Subida do salário mínimo em Espanha para 900 euros põe em risco 190 mil empregos

Foto:  REUTERS/Andrea Comas
Foto: REUTERS/Andrea Comas

BBVA Research conclui que medida incluída no Orçamento espanhol acarreta riscos para a economia do país vizinho

É a medida mais sonante do Orçamento do Estado espanhol que foi apresentado na passada quinta-feira. O governo de Pedro Sanchez chegou a um acordo com o Podemos para a subida do salário mínimo em 22%, passando dos atuais 735,9 euros para 900 euros em 2019.

Mas uma análise do BBVA Research, citada esta segunda-feira pelo El Mundo, conclui que o aumento da remuneração mínima pode pôr em risco até 190 mil empregos, 1% da população empregada do país vizinho.

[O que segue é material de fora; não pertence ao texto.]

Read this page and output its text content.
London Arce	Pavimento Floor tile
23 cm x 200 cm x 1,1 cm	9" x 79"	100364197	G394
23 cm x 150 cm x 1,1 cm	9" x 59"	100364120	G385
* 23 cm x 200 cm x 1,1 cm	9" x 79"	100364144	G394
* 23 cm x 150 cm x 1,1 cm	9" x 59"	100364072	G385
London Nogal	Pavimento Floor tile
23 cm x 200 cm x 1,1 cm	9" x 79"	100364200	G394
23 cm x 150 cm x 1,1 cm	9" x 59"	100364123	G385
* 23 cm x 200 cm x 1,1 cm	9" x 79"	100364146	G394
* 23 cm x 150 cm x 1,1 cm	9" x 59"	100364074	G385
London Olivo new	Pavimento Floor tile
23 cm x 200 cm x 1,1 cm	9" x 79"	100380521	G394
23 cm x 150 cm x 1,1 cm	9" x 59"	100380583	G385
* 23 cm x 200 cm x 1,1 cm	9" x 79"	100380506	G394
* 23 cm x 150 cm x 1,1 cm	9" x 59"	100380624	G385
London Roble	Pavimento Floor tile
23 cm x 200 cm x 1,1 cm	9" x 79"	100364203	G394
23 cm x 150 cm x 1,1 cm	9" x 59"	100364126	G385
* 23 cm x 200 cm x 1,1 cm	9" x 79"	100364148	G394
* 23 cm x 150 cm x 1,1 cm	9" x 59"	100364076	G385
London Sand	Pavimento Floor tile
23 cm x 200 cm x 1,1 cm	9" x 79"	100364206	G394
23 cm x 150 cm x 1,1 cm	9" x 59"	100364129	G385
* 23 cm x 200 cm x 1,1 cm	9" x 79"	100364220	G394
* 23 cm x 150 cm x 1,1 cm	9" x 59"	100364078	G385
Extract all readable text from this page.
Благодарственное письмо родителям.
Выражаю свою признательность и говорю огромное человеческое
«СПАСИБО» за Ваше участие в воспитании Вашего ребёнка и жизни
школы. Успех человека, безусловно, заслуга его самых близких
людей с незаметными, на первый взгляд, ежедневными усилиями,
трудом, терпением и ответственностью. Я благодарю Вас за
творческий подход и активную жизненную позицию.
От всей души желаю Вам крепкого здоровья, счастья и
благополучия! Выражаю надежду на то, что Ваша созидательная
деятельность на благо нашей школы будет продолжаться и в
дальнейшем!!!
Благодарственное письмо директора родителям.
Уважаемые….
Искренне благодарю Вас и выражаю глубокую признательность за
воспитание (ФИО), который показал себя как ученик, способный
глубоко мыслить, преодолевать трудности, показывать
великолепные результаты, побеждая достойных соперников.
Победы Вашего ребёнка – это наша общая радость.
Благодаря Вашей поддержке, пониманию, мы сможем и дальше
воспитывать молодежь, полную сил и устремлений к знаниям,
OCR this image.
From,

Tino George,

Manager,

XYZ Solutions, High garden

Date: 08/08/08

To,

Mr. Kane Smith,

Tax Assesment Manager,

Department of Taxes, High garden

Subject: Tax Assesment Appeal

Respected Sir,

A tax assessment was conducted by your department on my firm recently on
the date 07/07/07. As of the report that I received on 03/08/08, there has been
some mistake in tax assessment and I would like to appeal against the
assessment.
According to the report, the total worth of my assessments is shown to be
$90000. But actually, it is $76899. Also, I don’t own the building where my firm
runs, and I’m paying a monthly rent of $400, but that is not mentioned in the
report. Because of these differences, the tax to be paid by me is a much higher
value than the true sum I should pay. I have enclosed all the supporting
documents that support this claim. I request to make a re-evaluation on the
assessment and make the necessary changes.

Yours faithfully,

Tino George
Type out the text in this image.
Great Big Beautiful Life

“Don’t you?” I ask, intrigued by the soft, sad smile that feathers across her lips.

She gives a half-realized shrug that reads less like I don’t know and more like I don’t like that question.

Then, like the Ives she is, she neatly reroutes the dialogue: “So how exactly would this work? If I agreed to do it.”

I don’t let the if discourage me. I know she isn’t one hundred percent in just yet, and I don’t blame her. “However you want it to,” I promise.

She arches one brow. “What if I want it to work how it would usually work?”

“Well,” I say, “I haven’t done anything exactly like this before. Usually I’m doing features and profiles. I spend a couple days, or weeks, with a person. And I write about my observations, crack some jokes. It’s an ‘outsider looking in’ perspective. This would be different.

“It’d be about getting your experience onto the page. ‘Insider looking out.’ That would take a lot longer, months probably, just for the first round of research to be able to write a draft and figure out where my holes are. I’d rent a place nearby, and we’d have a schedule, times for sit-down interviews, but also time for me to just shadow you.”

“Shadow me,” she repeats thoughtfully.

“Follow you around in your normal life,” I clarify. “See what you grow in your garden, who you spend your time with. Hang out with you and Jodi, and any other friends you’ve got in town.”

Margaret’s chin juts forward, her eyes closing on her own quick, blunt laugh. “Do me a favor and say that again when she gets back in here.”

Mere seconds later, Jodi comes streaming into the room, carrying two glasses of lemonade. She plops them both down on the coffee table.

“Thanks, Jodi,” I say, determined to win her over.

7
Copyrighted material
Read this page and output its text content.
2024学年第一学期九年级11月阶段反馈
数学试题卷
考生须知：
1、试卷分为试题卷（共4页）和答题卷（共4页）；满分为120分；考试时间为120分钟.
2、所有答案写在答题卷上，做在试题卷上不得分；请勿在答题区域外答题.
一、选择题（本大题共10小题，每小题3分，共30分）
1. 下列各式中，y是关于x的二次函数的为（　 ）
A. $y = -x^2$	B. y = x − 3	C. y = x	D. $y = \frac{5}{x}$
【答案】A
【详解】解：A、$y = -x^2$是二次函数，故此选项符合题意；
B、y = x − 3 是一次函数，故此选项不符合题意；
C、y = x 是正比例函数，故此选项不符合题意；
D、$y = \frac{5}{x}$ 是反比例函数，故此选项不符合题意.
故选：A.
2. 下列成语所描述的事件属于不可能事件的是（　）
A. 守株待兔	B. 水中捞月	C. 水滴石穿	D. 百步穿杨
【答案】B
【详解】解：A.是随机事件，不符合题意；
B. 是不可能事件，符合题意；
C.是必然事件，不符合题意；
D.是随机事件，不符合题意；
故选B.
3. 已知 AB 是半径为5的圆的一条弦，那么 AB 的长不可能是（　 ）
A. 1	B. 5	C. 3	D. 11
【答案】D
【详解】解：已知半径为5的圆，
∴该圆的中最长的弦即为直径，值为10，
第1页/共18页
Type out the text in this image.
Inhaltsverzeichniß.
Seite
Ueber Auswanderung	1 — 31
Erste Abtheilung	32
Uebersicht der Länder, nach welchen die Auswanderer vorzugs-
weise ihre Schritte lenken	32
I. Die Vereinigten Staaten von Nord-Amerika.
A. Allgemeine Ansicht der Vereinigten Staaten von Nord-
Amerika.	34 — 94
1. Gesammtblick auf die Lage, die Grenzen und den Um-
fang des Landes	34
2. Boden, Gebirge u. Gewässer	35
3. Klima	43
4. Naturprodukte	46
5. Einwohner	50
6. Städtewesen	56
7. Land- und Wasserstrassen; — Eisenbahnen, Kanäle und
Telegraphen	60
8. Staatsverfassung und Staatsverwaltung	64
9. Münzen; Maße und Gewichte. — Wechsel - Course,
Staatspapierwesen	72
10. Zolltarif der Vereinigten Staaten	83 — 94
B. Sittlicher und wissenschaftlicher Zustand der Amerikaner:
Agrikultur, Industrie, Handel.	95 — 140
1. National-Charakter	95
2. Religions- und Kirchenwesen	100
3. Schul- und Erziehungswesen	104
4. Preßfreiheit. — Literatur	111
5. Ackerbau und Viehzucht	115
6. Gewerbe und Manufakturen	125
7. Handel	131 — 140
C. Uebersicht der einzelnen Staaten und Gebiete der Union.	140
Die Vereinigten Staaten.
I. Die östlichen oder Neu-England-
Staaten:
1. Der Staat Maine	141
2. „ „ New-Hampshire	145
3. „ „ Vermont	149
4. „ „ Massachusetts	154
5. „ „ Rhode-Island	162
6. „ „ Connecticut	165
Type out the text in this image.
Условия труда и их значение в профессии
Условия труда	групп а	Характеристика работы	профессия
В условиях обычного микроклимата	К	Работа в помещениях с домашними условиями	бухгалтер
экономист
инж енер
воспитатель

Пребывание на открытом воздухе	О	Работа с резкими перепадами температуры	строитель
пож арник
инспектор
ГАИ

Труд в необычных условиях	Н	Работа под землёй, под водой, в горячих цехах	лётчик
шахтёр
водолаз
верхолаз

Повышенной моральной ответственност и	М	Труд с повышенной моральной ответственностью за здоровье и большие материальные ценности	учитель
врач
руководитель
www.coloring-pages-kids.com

Os analistas do banco espanhol consideram que a subida acelerada do salário mínimo vai ameaçar postos de trabalho através da redução da jornada laboral ou mesmo da cessação de contratos de trabalho.

“Medidas como esta têm vencedores e perdedores. Os primeiros são aqueles que mantêm o emprego e ganham mais. Não há dúvidas de que isto vai acontecer. A questão é, em que proporção: alguns vão ganhar mais 100 euros, outros vão perder 800, ou seja, tudo”, afirma Rafael Doménech, economista chefe do BBVA Research, em declarações ao El Mundo.

Os postos de trabalho mais ameaçados pela subida do salário mínimo são aqueles ocupados por trabalhadores mais vulneráveis e com menos qualificações, explica o especialista, que podem ser substituídos mais facilmente, “como o funcionário de uma bomba de gasolina que pode dar lugar a um serviço automático”, exemplifica.

Atualmente o salário mínimo é auferido por 3,6% da população empregada em Espanha. Com a subida para 900 euros, esta passará a ser a remuneração de 7,6% dos empregados espanhóis.

O impacto orçamental da medida vai rondar os 340 milhões de euros.